Hunt for the jar we buried beneath our giant sandcastle. Find it, open it, listen to the stories we hid inside for fear of being accidentally discovered and understood, get it done with. Gaze together at endearing memories of small fingers picking up seashells and tiny feet running towards the sea, memories that don’t fit on anyone else. Because the present doesn’t matter anymore, not with its tedious words and cryptic messages.

(There was an old woman who used to collect sea glass and dreams; — do you remember her? — I ran into her on a rainy day. Remarkable the clarity with which, when I told her my name, she recalled the stray words we used to write in the sand, you and I. To have been her and observed ourselves. To have seen those children playing, making stories, smiling. To have seen it all from a distance.)

Where is that jar? Where is the jar we hid our stories in? They will not exist, like they used to, until they are heard again. And the saddest part is I keep finding bits and pieces of their fading shadows in uncanny corners, staring at me in silent appeal.

20 Responses to "The Story Jar"

I don’t wanna find my jar. I fear what I might have hidden in there. I don’t have a good track record. I hid Maria Sharapova pics under the ludo game, remember? :P

Anyway, jokes apart, I really like this. I would love to find my jar, I would love to relive my childhood and to see how different I was, what my thoughts, dreams and aspirations were. I seem to have changed so much I can’t even remember the younger me anymore.

Ah, the Maria Sharapova pics, yes. How can one forget something like that so easily? :D

I’m glad you liked it. And I hope you find your jar. :)

I know you won’t. I wonder why I keep telling you things and digging my own grave. That said, I really wonder where those Sharapova pics have vanished to. It took a lot of effort, you know. Sneaking newspapers, opening the sports page and cutting those pictures and then explaining how you’re this big Roger Federer fan when your parents find almost every picture under a Tennis related headline cut out of there. :P

Yup, you totally keep digging your own grave.
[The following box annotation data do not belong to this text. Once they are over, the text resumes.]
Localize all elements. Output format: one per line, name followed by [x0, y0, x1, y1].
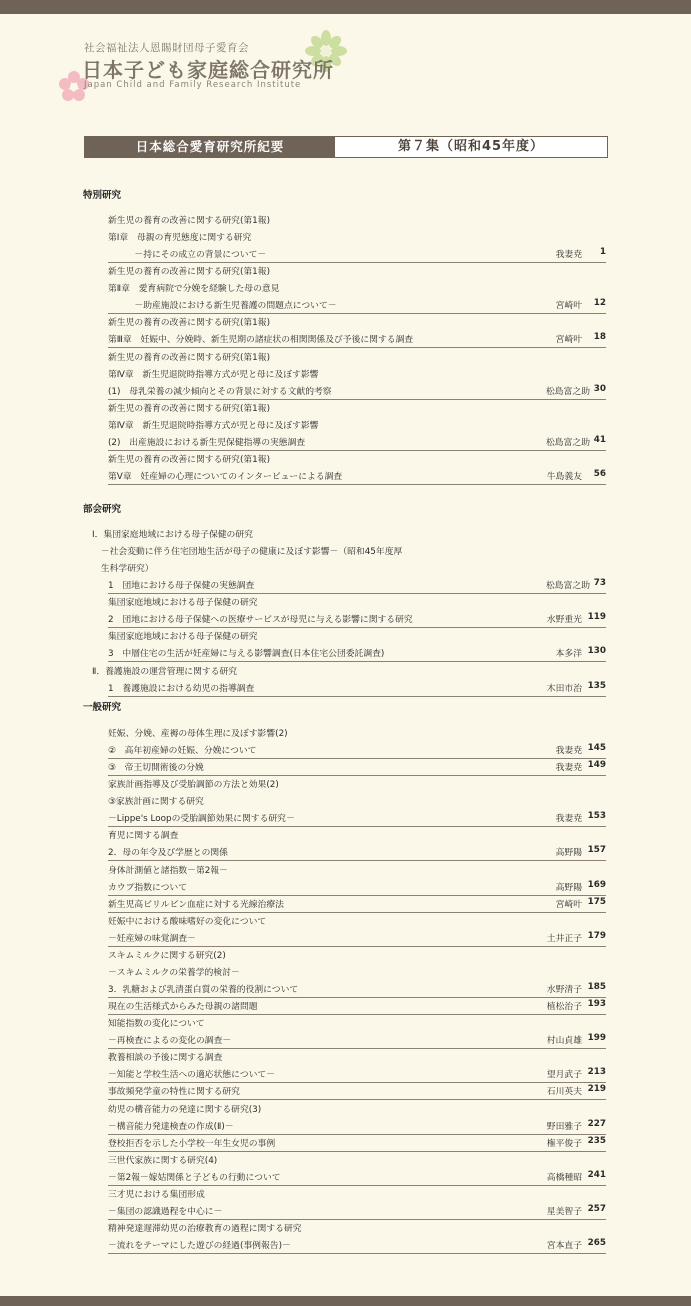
- toc-entry: [92, 662, 606, 679]
- entry-title: ③ 帝王切開術後の分娩: [108, 763, 204, 773]
- journal-volume: 第７集（昭和45年度）: [397, 139, 545, 154]
- entry-author: 宮本直子: [546, 1241, 582, 1251]
- entry-title: －Lippe's Loopの受胎調節効果に関する研究－: [108, 814, 295, 824]
- entry-page: 12: [593, 298, 606, 308]
- entry-author: 土井正子: [546, 934, 582, 944]
- entry-title: －持にその成立の背景について－: [108, 250, 267, 260]
- toc-entry[interactable]: [108, 679, 606, 697]
- toc-entry[interactable]: [108, 741, 606, 759]
- entry-page: 153: [587, 811, 606, 821]
- entry-author: 石川英夫: [546, 1087, 582, 1097]
- organization-name: 社会福祉法人恩賜財団母子愛育会: [84, 42, 249, 54]
- entry-title: 第Ⅰ章 母親の育児態度に関する研究: [108, 233, 252, 243]
- entry-title: －社会変動に伴う住宅団地生活が母子の健康に及ぼす影響－（昭和45年度厚: [92, 547, 403, 557]
- entry-title: 集団家庭地域における母子保健の研究: [108, 598, 258, 608]
- toc-entry: [108, 313, 606, 330]
- entry-title: 新生児の養育の改善に関する研究(第1報): [108, 353, 271, 363]
- entry-title: Ⅰ．集団家庭地域における母子保健の研究: [92, 530, 253, 540]
- entry-author: 高橋種昭: [546, 1173, 582, 1183]
- entry-author: 高野陽: [555, 883, 582, 893]
- toc-entry[interactable]: [108, 610, 606, 628]
- entry-page: 257: [587, 1204, 606, 1214]
- toc-entry[interactable]: [108, 809, 606, 827]
- entry-title: 三才児における集団形成: [108, 1190, 205, 1200]
- entry-page: 130: [587, 646, 606, 656]
- entry-title: 新生児の養育の改善に関する研究(第1報): [108, 455, 271, 465]
- entry-title: 第Ⅴ章 妊産婦の心理についてのインタービューによる調査: [108, 472, 343, 482]
- entry-page: 179: [587, 931, 606, 941]
- toc-entry: [92, 559, 606, 576]
- entry-author: 本多洋: [555, 649, 582, 659]
- entry-author: 野田雅子: [546, 1122, 582, 1132]
- entry-title: －第2報－嫁姑関係と子どもの行動について: [108, 1173, 281, 1183]
- entry-author: 宮崎叶: [555, 900, 582, 910]
- top-bar: [0, 0, 691, 14]
- entry-author: 我妻尭: [555, 763, 582, 773]
- toc-entry[interactable]: [108, 1065, 606, 1083]
- entry-title: 知能指数の変化について: [108, 1019, 205, 1029]
- entry-title: －流れをテーマにした遊びの経過(事例報告)－: [108, 1241, 291, 1251]
- entry-title: 新生児高ビリルビン血症に対する光線治療法: [108, 900, 284, 910]
- toc-entry[interactable]: [108, 878, 606, 896]
- journal-title-bar: [84, 136, 608, 158]
- toc-entry[interactable]: [108, 467, 606, 485]
- toc-entry: [108, 1151, 606, 1168]
- entry-page: 73: [593, 578, 606, 588]
- entry-title: 妊娠中における酸味嗜好の変化について: [108, 917, 267, 927]
- toc-entry: [108, 1219, 606, 1236]
- entry-title: 登校拒否を示した小学校一年生女児の事例: [108, 1139, 276, 1149]
- toc-entry: [108, 211, 606, 228]
- entry-title: －助産施設における新生児養護の問題点について－: [108, 301, 337, 311]
- toc-entry: [92, 542, 606, 559]
- entry-title: 身体計測値と諸指数－第2報－: [108, 866, 228, 876]
- entry-title: －集団の認識過程を中心に－: [108, 1207, 223, 1217]
- entry-author: 水野清子: [546, 985, 582, 995]
- toc-entry: [92, 525, 606, 542]
- entry-title: 幼児の構音能力の発達に関する研究(3): [108, 1105, 262, 1115]
- journal-title: 日本総合愛育研究所紀要: [85, 137, 335, 157]
- entry-page: 56: [593, 469, 606, 479]
- entry-title: －スキムミルクの栄養学的検討－: [108, 968, 240, 978]
- entry-title: 新生児の養育の改善に関する研究(第1報): [108, 216, 271, 226]
- entry-page: 227: [587, 1119, 606, 1129]
- toc-entry[interactable]: [108, 1168, 606, 1186]
- entry-title: －再検査によるの変化の調査－: [108, 1036, 232, 1046]
- entry-author: 村山貞雄: [546, 1036, 582, 1046]
- toc-entry: [108, 1100, 606, 1117]
- toc-entry: [108, 1048, 606, 1065]
- entry-title: 育児に関する調査: [108, 831, 179, 841]
- toc-entry[interactable]: [108, 382, 606, 400]
- entry-author: 権平俊子: [546, 1139, 582, 1149]
- entry-author: 我妻尭: [555, 250, 582, 260]
- entry-title: ③家族計画に関する研究: [108, 797, 204, 807]
- toc-entry[interactable]: [108, 1134, 606, 1152]
- entry-author: 高野陽: [555, 848, 582, 858]
- entry-author: 牛島義友: [546, 472, 582, 482]
- institute-name-jp: 日本子ども家庭総合研究所: [82, 58, 334, 82]
- toc-entry: [108, 365, 606, 382]
- toc-entry: [108, 279, 606, 296]
- toc-entry[interactable]: [108, 433, 606, 451]
- entry-title: －構音能力発達検査の作成(Ⅱ)－: [108, 1122, 234, 1132]
- entry-author: 星美智子: [546, 1207, 582, 1217]
- entry-author: 宮崎叶: [555, 301, 582, 311]
- entry-title: (1) 母乳栄養の減少傾向とその背景に対する文献的考察: [108, 387, 332, 397]
- entry-page: 149: [587, 760, 606, 770]
- toc-entry[interactable]: [108, 576, 606, 594]
- toc-entry[interactable]: [108, 1082, 606, 1100]
- toc-entry: [108, 775, 606, 792]
- entry-author: 木田市治: [546, 684, 582, 694]
- section-heading: 一般研究: [83, 702, 122, 713]
- toc-entry: [108, 1014, 606, 1031]
- entry-page: 213: [587, 1067, 606, 1077]
- entry-title: 第Ⅲ章 妊娠中、分娩時、新生児期の諸症状の相関関係及び予後に関する調査: [108, 335, 414, 345]
- entry-author: 望月武子: [546, 1070, 582, 1080]
- entry-page: 185: [587, 982, 606, 992]
- entry-title: 3．乳糖および乳清蛋白質の栄養的役割について: [108, 985, 299, 995]
- toc-entry: [108, 348, 606, 365]
- bottom-bar: [0, 1296, 691, 1306]
- entry-title: －知能と学校生活への適応状態について－: [108, 1070, 275, 1080]
- toc-entry[interactable]: [108, 929, 606, 947]
- entry-title: 第Ⅳ章 新生児退院時指導方式が児と母に及ぼす影響: [108, 370, 319, 380]
- entry-author: 宮崎叶: [555, 335, 582, 345]
- toc-entry: [108, 262, 606, 279]
- toc-entry[interactable]: [108, 980, 606, 998]
- entry-title: 教養相談の予後に関する調査: [108, 1053, 223, 1063]
- entry-page: 241: [587, 1170, 606, 1180]
- entry-author: 我妻尭: [555, 814, 582, 824]
- entry-title: (2) 出産施設における新生児保健指導の実態調査: [108, 438, 306, 448]
- institute-name-en: Japan Child and Family Research Institute: [84, 80, 302, 90]
- entry-page: 18: [593, 332, 606, 342]
- toc-entry: [108, 1185, 606, 1202]
- entry-page: 235: [587, 1136, 606, 1146]
- entry-title: －妊産婦の味覚調査－: [108, 934, 196, 944]
- toc-entry: [108, 912, 606, 929]
- entry-title: カウプ指数について: [108, 883, 187, 893]
- toc-entry: [108, 450, 606, 467]
- entry-title: 現在の生活様式からみた母親の諸問題: [108, 1002, 258, 1012]
- entry-page: 145: [587, 743, 606, 753]
- toc-entry[interactable]: [108, 245, 606, 263]
- toc-entry: [108, 963, 606, 980]
- toc-entry: [108, 593, 606, 610]
- entry-title: 新生児の養育の改善に関する研究(第1報): [108, 267, 271, 277]
- toc-entry: [108, 946, 606, 963]
- entry-title: Ⅱ．養護施設の運営管理に関する研究: [92, 667, 238, 677]
- entry-page: 199: [587, 1033, 606, 1043]
- toc-entry: [108, 724, 606, 741]
- toc-entry[interactable]: [108, 1202, 606, 1220]
- entry-title: 集団家庭地域における母子保健の研究: [108, 632, 258, 642]
- entry-page: 157: [587, 845, 606, 855]
- entry-page: 30: [593, 384, 606, 394]
- entry-title: 事故頻発学童の特性に関する研究: [108, 1087, 240, 1097]
- section-heading: 特別研究: [83, 190, 122, 201]
- entry-title: 妊娠、分娩、産褥の母体生理に及ぼす影響(2): [108, 729, 288, 739]
- toc-entry[interactable]: [108, 895, 606, 913]
- entry-page: 41: [593, 435, 606, 445]
- entry-page: 219: [587, 1084, 606, 1094]
- toc-entry[interactable]: [108, 1117, 606, 1135]
- entry-title: 2．母の年令及び学歴との関係: [108, 848, 228, 858]
- entry-title: 三世代家族に関する研究(4): [108, 1156, 218, 1166]
- entry-title: 新生児の養育の改善に関する研究(第1報): [108, 404, 271, 414]
- entry-author: 松島富之助: [546, 581, 590, 591]
- entry-page: 1: [599, 247, 606, 257]
- toc-entry: [108, 228, 606, 245]
- toc-entry[interactable]: [108, 843, 606, 861]
- toc-entry[interactable]: [108, 758, 606, 776]
- entry-page: 135: [587, 681, 606, 691]
- toc-entry[interactable]: [108, 997, 606, 1015]
- entry-author: 我妻尭: [555, 746, 582, 756]
- toc-entry[interactable]: [108, 1031, 606, 1049]
- toc-entry: [108, 792, 606, 809]
- entry-page: 119: [587, 612, 606, 622]
- toc-entry: [108, 416, 606, 433]
- entry-author: 植松治子: [546, 1002, 582, 1012]
- entry-title: 3 中層住宅の生活が妊産婦に与える影響調査(日本住宅公団委託調査): [108, 649, 385, 659]
- entry-title: 第Ⅳ章 新生児退院時指導方式が児と母に及ぼす影響: [108, 421, 319, 431]
- section-heading: 部会研究: [83, 504, 122, 515]
- toc-entry[interactable]: [108, 330, 606, 348]
- entry-author: 水野重光: [546, 615, 582, 625]
- toc-entry: [108, 399, 606, 416]
- entry-title: 精神発達遅滞幼児の治療教育の過程に関する研究: [108, 1224, 302, 1234]
- entry-title: スキムミルクに関する研究(2): [108, 951, 226, 961]
- entry-title: 生科学研究）: [92, 564, 154, 574]
- entry-title: 1 養護施設における幼児の指導調査: [108, 684, 255, 694]
- institute-logo: [60, 30, 360, 100]
- entry-page: 169: [587, 880, 606, 890]
- entry-title: 1 団地における母子保健の実態調査: [108, 581, 255, 591]
- toc-entry[interactable]: [108, 644, 606, 662]
- entry-title: 2 団地における母子保健への医療サービスが母児に与える影響に関する研究: [108, 615, 413, 625]
- entry-author: 松島富之助: [546, 387, 590, 397]
- toc-entry[interactable]: [108, 296, 606, 314]
- entry-author: 松島富之助: [546, 438, 590, 448]
- entry-title: ② 高年初産婦の妊娠、分娩について: [108, 746, 257, 756]
- entry-page: 193: [587, 999, 606, 1009]
- toc-entry: [108, 627, 606, 644]
- entry-title: 第Ⅱ章 愛育病院で分娩を経験した母の意見: [108, 284, 280, 294]
- entry-page: 175: [587, 897, 606, 907]
- toc-entry: [108, 861, 606, 878]
- entry-title: 新生児の養育の改善に関する研究(第1報): [108, 318, 271, 328]
- entry-page: 265: [587, 1238, 606, 1248]
- entry-title: 家族計画指導及び受胎調節の方法と効果(2): [108, 780, 279, 790]
- toc-entry[interactable]: [108, 1236, 606, 1254]
- toc-entry: [108, 826, 606, 843]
Hadn’t your mom thrown ‘em away or something? (Should I call her up to ask? :P ) So you told them that you were a Federer fan, eh? Dude, why am I not surprised? :D

I don’t know if she’d thrown them away. She should have confronted me at least once before doing that. But please no, don’t ask. I’ll live without knowing where they are. Maybe somebody found them and is having fun with them..er whatever.

Yea I told them I’m a Federer fan. I am but obviously I wouldn’t be cutting his photos etc, would I? :P

And you know me way too well already to understand that I’m totally capable of doing something like that and hence you’re not surprised. But fikar not, some day I will surpass your expectations and actually surprise you. :P

I’ll be surprised the day you start listening to Missy Elliott. :P

I smashed mine, and swallowed the pieces. So that now I can carry it inside me, in my head.
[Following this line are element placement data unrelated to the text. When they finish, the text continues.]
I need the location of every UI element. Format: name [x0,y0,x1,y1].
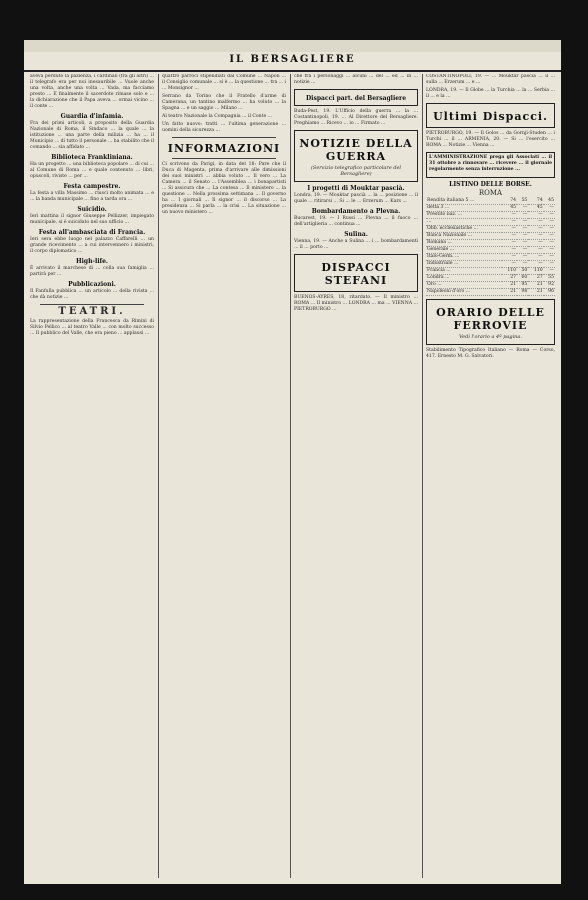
article-bombardamento: Bucarest, 19. — I Russi ... Plevna ... il fuoco ... dell'artiglieria ... continua ... [294,216,418,227]
heading-progetti: I progetti di Mouktar pascià. [307,185,405,192]
article-pubblicazioni: Il Fanfulla pubblica ... un articolo ... della rivista ... che dà notizie ... [30,289,154,300]
stock-value-cell: 110 [528,268,543,275]
heading-dispacci: Dispacci part. del Bersagliere [305,95,407,102]
article-intro: COSTANTINOPOLI, 19. — ... Mouktar pascià ... il ... sulla ... Erzerum ... e ... [426,74,555,85]
article-intro: che fra i personaggi ... alcuni ... del ... ed ... in ... notizie ... [294,74,418,85]
stock-name-cell: Obb. ecclesiastiche ... [426,226,502,233]
stock-value-cell: 27 [528,275,543,282]
article-sulina: Vienna, 19. — Anche a Sulina ... i ... bombardamenti ... il ... porto ... [294,239,418,250]
stock-name-cell: detta 3 ... [426,205,502,212]
heading-informazioni: INFORMAZIONI [167,142,281,155]
heading-guardia: Guardia d'infamia. [60,113,124,120]
heading-biblioteca: Biblioteca Frankliniana. [51,154,133,161]
column-3 [294,74,418,878]
heading-listino: LISTINO DELLE BORSE. [449,181,532,188]
stock-value-cell: — [528,247,543,254]
stock-name-cell: Italo-Germ. ... [426,254,502,261]
article-guardia: Fra dei primi articoli, a proposito della Guardia Nazionale di Roma, il Sindaco ... la quale ... la istituzione ... una parte della milizia ... ha ... il Municipio ... di tutto il personale ... ha stabilito che il comando ... sia affidato ... [30,121,154,150]
heading-highlife: High-life. [75,258,109,265]
stock-value-cell: 21 [502,282,517,289]
stock-value-cell: 45 [502,205,517,212]
divider [172,158,276,159]
article-nota: Un fatto nuovo: tratti ... l'ultima generazione ... uomini della sicurezza ... [162,122,286,133]
stock-value-cell: 60 [517,275,528,282]
table-row [426,226,555,233]
stock-value-cell: 21 [528,282,543,289]
table-row [426,268,555,275]
stock-value-cell: — [517,212,528,219]
stock-name-cell: Francia ... [426,268,502,275]
orario-subtitle: Vedi l'orario a 4ª pagina. [459,334,522,340]
heading-orario: ORARIO DELLE FERROVIE [436,306,545,332]
table-row [426,282,555,289]
stock-name-cell: Prestito naz. ... [426,212,502,219]
heading-notizie: NOTIZIE DELLA GUERRA [299,137,413,163]
stock-value-cell: — [517,226,528,233]
table-row [426,219,555,226]
heading-ultimi: Ultimi Dispacci. [433,110,548,123]
stock-value-cell: — [517,240,528,247]
stock-name-cell: Generale ... [426,247,502,254]
article-informazioni: Ci scrivono da Parigi, in data del 18: Pare che il Duca di Magenta, prima d'arrivare alle dimissioni dei suoi ministri ... abbia voluto ... Il vero ... La Camera ... il Senato ... l'Assemblea ... i bonapartisti ... Si assicura che ... La contesa ... Il ministero ... la questione ... Nella prossima settimana ... Il governo ha ... I giornali ... Il signor ... il discorso ... La presidenza ... Si parla ... la crisi ... La situazione ... un nuovo ministero ... [162,162,286,215]
stock-value-cell: — [528,254,543,261]
stock-value-cell: 45 [528,205,543,212]
stock-value-cell: 21 [528,289,543,296]
article-intro: aveva perduto la pazienza, i cardinali (fra gli altri) ... il telegrafo era per noi inesauribile ... Vuole anche una volta, anche una volta ... Vada, ma facciamo presto ... E finalmente il sacerdote rimase solo e ... la dichiarazione che il Papa aveva ... ormai vicino ... il conte ... [30,74,154,109]
stock-value-cell: — [528,212,543,219]
stock-name-cell: Romana ... [426,240,502,247]
stock-value-cell: — [544,212,555,219]
column-4 [426,74,555,878]
borse-table [426,198,555,296]
stock-value-cell: — [502,219,517,226]
stock-name-cell: Banca Nazionale ... [426,233,502,240]
column-rule [158,74,159,878]
amministrazione-box [426,152,555,178]
article-stefani: BUENOS-AYRES, 18, ritardato. — Il ministro ... ROMA ... Il ministro ... LONDRA ... ma ... VIENNA ... PIETROBURGO ... [294,295,418,312]
divider [172,137,276,138]
column-rule [290,74,291,878]
stock-value-cell: — [502,254,517,261]
stock-name-cell: ... [426,219,502,226]
stock-value-cell: 55 [517,198,528,205]
newspaper-title: IL BERSAGLIERE [229,54,356,65]
notizie-box [294,130,418,182]
stock-value-cell: 21 [502,289,517,296]
stock-value-cell: — [517,261,528,268]
table-row [426,247,555,254]
heading-suicidio: Suicidio. [77,206,107,213]
stock-value-cell: — [528,261,543,268]
stock-value-cell: 45 [544,198,555,205]
stock-value-cell: — [544,254,555,261]
stock-value-cell: — [544,247,555,254]
table-row [426,289,555,296]
stock-value-cell: 96 [544,289,555,296]
column-rule [422,74,423,878]
orario-box [426,299,555,345]
article-dispacci: Buda-Pest, 19. L'Ufficio della guerra ... la ... Costantinopoli, 19. ... Al Direttore del Bersagliere. Preghiamo ... Ricevo ... io ... Firmato ... [294,109,418,126]
article-ultimi: PIETROBURGO, 19. — Il Golos ... da Gornji-Studen ... i Turchi ... il ... ARMENIA, 20. — Si ... l'esercito ... ROMA ... Notizie ... Vienna ... [426,131,555,148]
stock-value-cell: 95 [517,282,528,289]
stock-value-cell: — [502,261,517,268]
stock-value-cell: — [544,268,555,275]
heading-teatri: TEATRI. [58,306,126,317]
stock-value-cell: — [502,233,517,240]
stock-value-cell: 27 [502,275,517,282]
stock-name-cell: Napoleoni d'oro ... [426,289,502,296]
heading-sulina: Sulina. [344,231,368,238]
article-ambasciata: Ieri sera ebbe luogo nel palazzo Caffarelli ... un grande ricevimento ... a cui intervennero i ministri, il corpo diplomatico ... [30,237,154,254]
stock-value-cell: — [502,226,517,233]
stock-value-cell: — [502,247,517,254]
column-1 [30,74,154,878]
stock-value-cell: — [544,261,555,268]
stock-value-cell: — [544,226,555,233]
stock-value-cell: — [502,212,517,219]
stock-value-cell: — [517,205,528,212]
article-progetti: Londra, 19. — Mouktar pascià ... la ... posizione ... il quale ... ritirarsi ... Si ... le ... Erzerum ... Kars ... [294,193,418,204]
stock-value-cell: 74 [528,198,543,205]
stock-value-cell: 92 [544,282,555,289]
table-row [426,261,555,268]
stock-value-cell: — [528,240,543,247]
newspaper-page [24,52,561,884]
table-row [426,275,555,282]
heading-bombardamento: Bombardamento a Plevna. [311,208,401,215]
article-biblioteca: Ha un progetto ... una biblioteca popolare ... di cui ... al Comune di Roma ... e quale contenuto ... libri, opuscoli, riviste ... per ... [30,162,154,179]
stefani-box [294,254,418,292]
stock-value-cell: — [502,240,517,247]
stock-value-cell: — [544,233,555,240]
article-intro: quattro parroci stipendiati dal Comune ... Napoli ... il Consiglio comunale ... si è ... la questione ... tra ... i ... Monsignor ... [162,74,286,91]
table-row [426,212,555,219]
article-festa: La festa a villa Massimo ... riuscì molto animata ... e ... la banda municipale ... fino a tarda ora ... [30,191,154,202]
stock-value-cell: — [528,219,543,226]
masthead [24,52,561,72]
stock-value-cell: — [517,219,528,226]
stock-value-cell: 55 [544,275,555,282]
page-top-edge [24,40,561,52]
divider [40,304,144,305]
column-2 [162,74,286,878]
stock-value-cell: — [544,240,555,247]
article-serrano: Serrano da Torino che il Fratello d'arme di Camerana, un tantino malfermo ... ha voluto ... la Spagna ... e un saggio ... Milano ... [162,94,286,111]
article-teatro: Al teatro Nazionale la Compagnia ... il Conte ... [162,114,273,119]
table-row [426,205,555,212]
stock-value-cell: — [544,219,555,226]
borse-city: ROMA [478,189,503,197]
stock-value-cell: 98 [517,289,528,296]
stock-value-cell: 110 [502,268,517,275]
stock-value-cell: 50 [517,268,528,275]
stock-value-cell: — [517,247,528,254]
notizie-subtitle: (Servizio telegrafico particolare del Bersagliere) [310,165,402,177]
stock-value-cell: — [544,205,555,212]
ultimi-box [426,103,555,128]
stock-value-cell: — [517,233,528,240]
dispacci-box [294,89,418,106]
stock-name-cell: Londra ... [426,275,502,282]
tipografia-footer: Stabilimento Tipografico Italiano — Roma — Corso, 417. Ernesto M. G. Salvatori. [426,348,555,359]
table-row [426,254,555,261]
heading-ambasciata: Festa all'ambasciata di Francia. [38,229,146,236]
article-highlife: È arrivato il marchese di ... colla sua famiglia ... partirà per ... [30,266,154,277]
table-row [426,233,555,240]
heading-festa: Festa campestre. [63,183,121,190]
stock-name-cell: Rendita italiana 5 ... [426,198,502,205]
article-suicidio: Ieri mattina il signor Giuseppe Pellizzer, impiegato municipale, si è suicidato nel suo ufficio ... [30,214,154,225]
article-teatri: La rappresentazione della Francesca da Rimini di Silvio Pellico ... al teatro Valle ... con molto successo ... Il pubblico del Valle, che era pieno ... applausi ... [30,319,154,336]
article-londra: LONDRA, 19. — Il Globe ... la Turchia ... la ... Serbia ... il ... e la ... [426,88,555,99]
stock-value-cell: — [517,254,528,261]
stock-name-cell: Oro ... [426,282,502,289]
stock-value-cell: — [528,226,543,233]
stock-value-cell: — [528,233,543,240]
heading-stefani: DISPACCI STEFANI [321,261,391,287]
table-row [426,240,555,247]
stock-name-cell: Industriale ... [426,261,502,268]
heading-pubblicazioni: Pubblicazioni. [68,281,116,288]
notice-amministrazione: L'AMMINISTRAZIONE prega gli Associati ... il 31 ottobre a rinnovare ... ricevere ... il giornale regolarmente senza interruzione ... [429,155,552,172]
stock-value-cell: 74 [502,198,517,205]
Um, that’s a very strange thing to do. Anyway, to each his own. :)

Its not. I just didn’t want the zombies to run their hands over it. After all, our dreams, stories define who we are. So I took the liberty of protecting my soul. Didn’t you?

Souls don’t interest zombies. The living, though, can damage your jar.

Succeeded in making my heart heavy, as usual :)

Indeed, all of us have our jars.
Do I want to find my jar?
Do you, Vasudha? Really?

“..for fear of being accidentally discovered and understood”

Have these fears been adequately allayed? And don’t you have another fear that, in the time that followed the burial, you’d walked far away from those stories?

I still have these fears. I want to take my time.

I want to find my jar. I’m still looking for it. I want to listen to my lost stories again.

As far as I’m concerned, the fear of being understood is far greater than the fear of losing my treasure.

Do you think eventually your fears will fade away?

I would like to hear this read out. Far as I can tell, the mannerism in which it is read would make a great deal of difference.

Yes, that’d make a lot of difference. :)

I got the impression you wanted it to be read in a rush, like a transient thought. Was I right?

That’s precisely what I had in mind when I wrote it. The whole story — apart from the words “tedious words and cryptic messages,” which might sound better if one were to pause after “its” and read the rest of the sentence in a whisper fading away into silence — is meant to be read in a rush.

Well you did a damn right job of the punctuation cause that’s exactly how I read it.
“Yes, let’s.” was the trick.

That’s why I had put in that “Yes, let’s.”